Stephen Duffy and László Tabár, both long-standing proponents of the benefits of mammographic screening, studied over half a million Swedish women, which included almost a third of the population eligible for screening. Their team – there were over 30 co-authors – utilised a novel endpoint: the frequency of breast cancer becoming fatal within 10 and 20 years after diagnosis (covering the years 1992 to 2016). This meant that exposure to screening, breast cancer treatment and death from breast cancer all belonged to the same time period.

Since all women – whether they were screened or not – received treatment appropriate for their disease stage, Duffy and colleagues argued that any changes seen could not be accounted for by improvements in treatment. Plotted at left (© American Cancer Society) is the cumulative incidence of breast cancer that was fatal within 10 years after diagnosis vs the year of diagnosis. As Tabár commented, “The results speak for themselves. The 41% decrease is above and beyond any effect modern therapeutic regimes might have had.” It all comes down to screening and early detection.

A different perspective on the utility of screening has been provided by Nora Pashayan and Paul Pharoah in a brief commentary in Science entitled “The challenge of early detection in cancer.” Their primary insight is captured in the subheading, “Tumour growth dynamics and the timing of metastasis impose limits on cancer screening,” and the diagram at right (© AAAS).

Mammographic screening can detect tumours that are 0.5 cm in diameter, while clinically detectable tumours are at least 2 cm in diameter.

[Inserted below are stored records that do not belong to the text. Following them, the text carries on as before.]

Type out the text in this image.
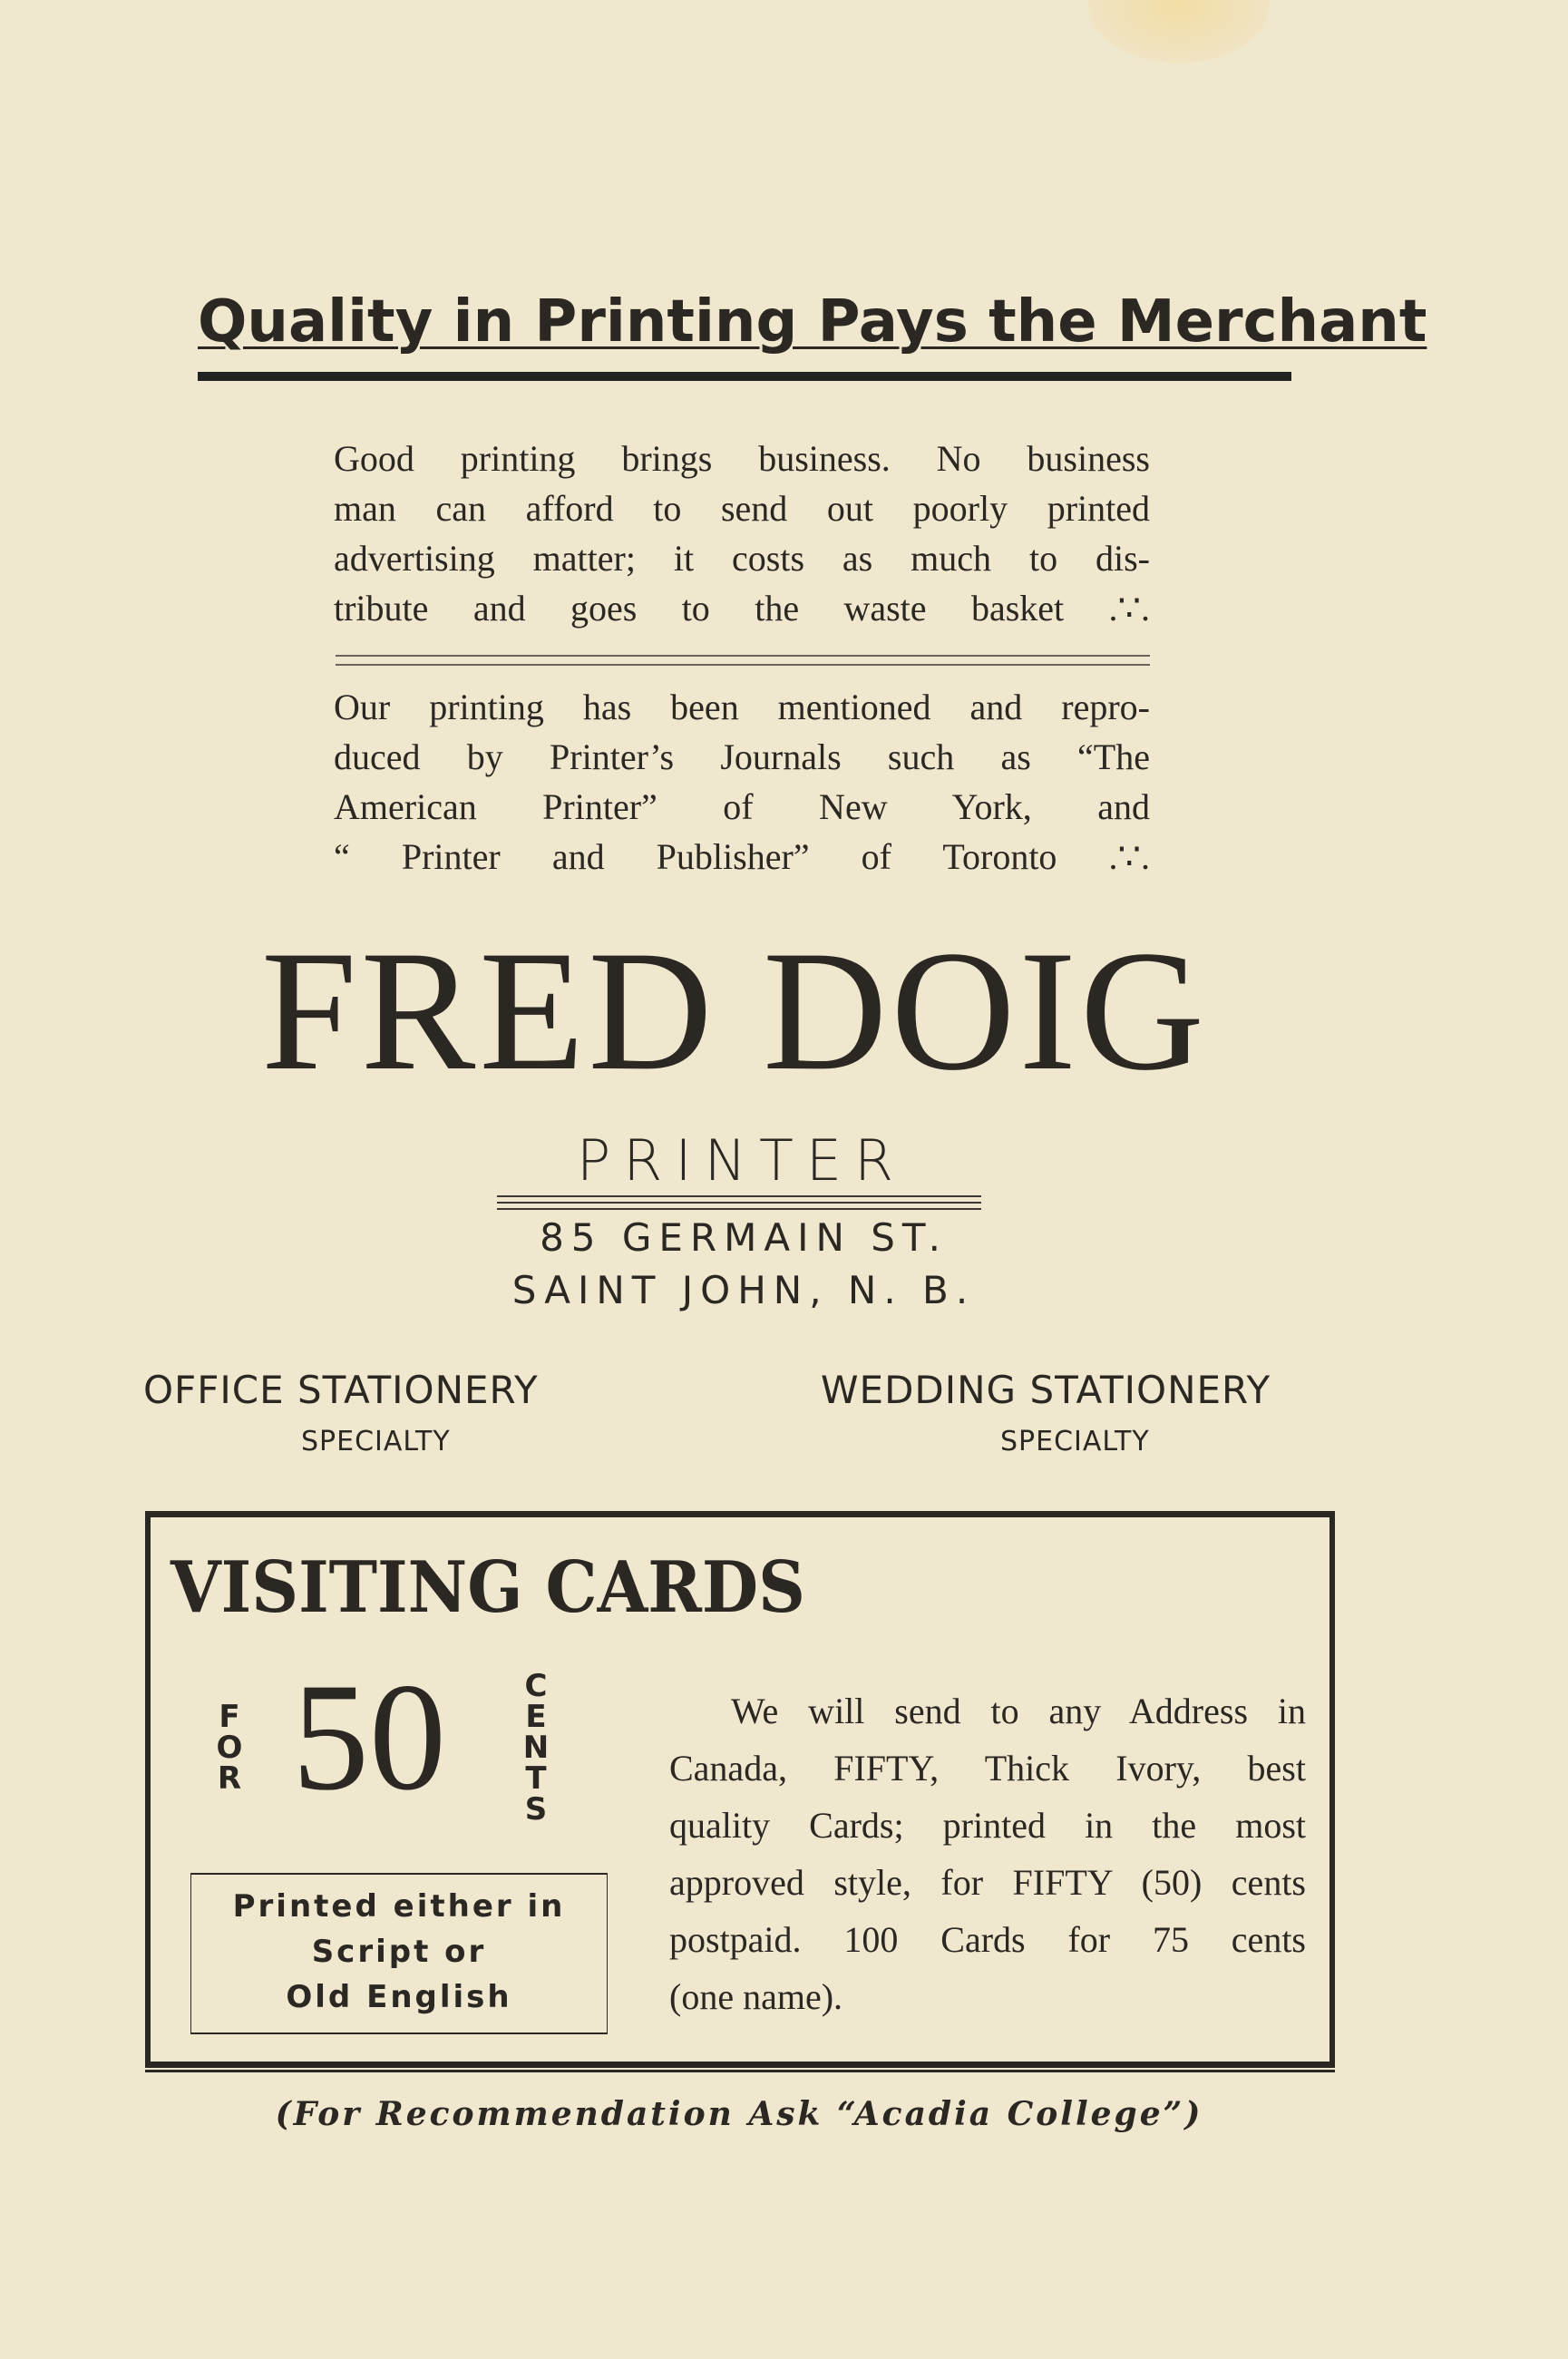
Quality in Printing Pays the Merchant
Good printing brings business. No business
man can afford to send out poorly printed
advertising matter; it costs as much to dis-
tribute and goes to the waste basket .∵.
Our printing has been mentioned and repro-
duced by Printer’s Journals such as “The
American Printer” of New York, and
“ Printer and Publisher” of Toronto .∵.
FRED DOIG
PRINTER
85 GERMAIN ST.
SAINT JOHN, N. B.
OFFICE STATIONERY
SPECIALTY
WEDDING STATIONERY
SPECIALTY
VISITING CARDS
F
O
R 50	C
E
N
T
S
Printed either in
Script or
Old English
We will send to any Address in
Canada, FIFTY, Thick Ivory, best
quality Cards; printed in the most
approved style, for FIFTY (50) cents
postpaid. 100 Cards for 75 cents
(one name).
(For Recommendation Ask “Acadia College”)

For breast cancer, a typical tumour volume doubling time (TVDT) is 150 days and it will have been increasing in size for 8 years before it is big enough to metastasize. However, another 3 years will pass before the lesion is large enough for detection by mammography. That said, it is hard to ignore the evidence provided by Duffy and his co-authors, so there appears to be little doubt that early detection does indeed save lives.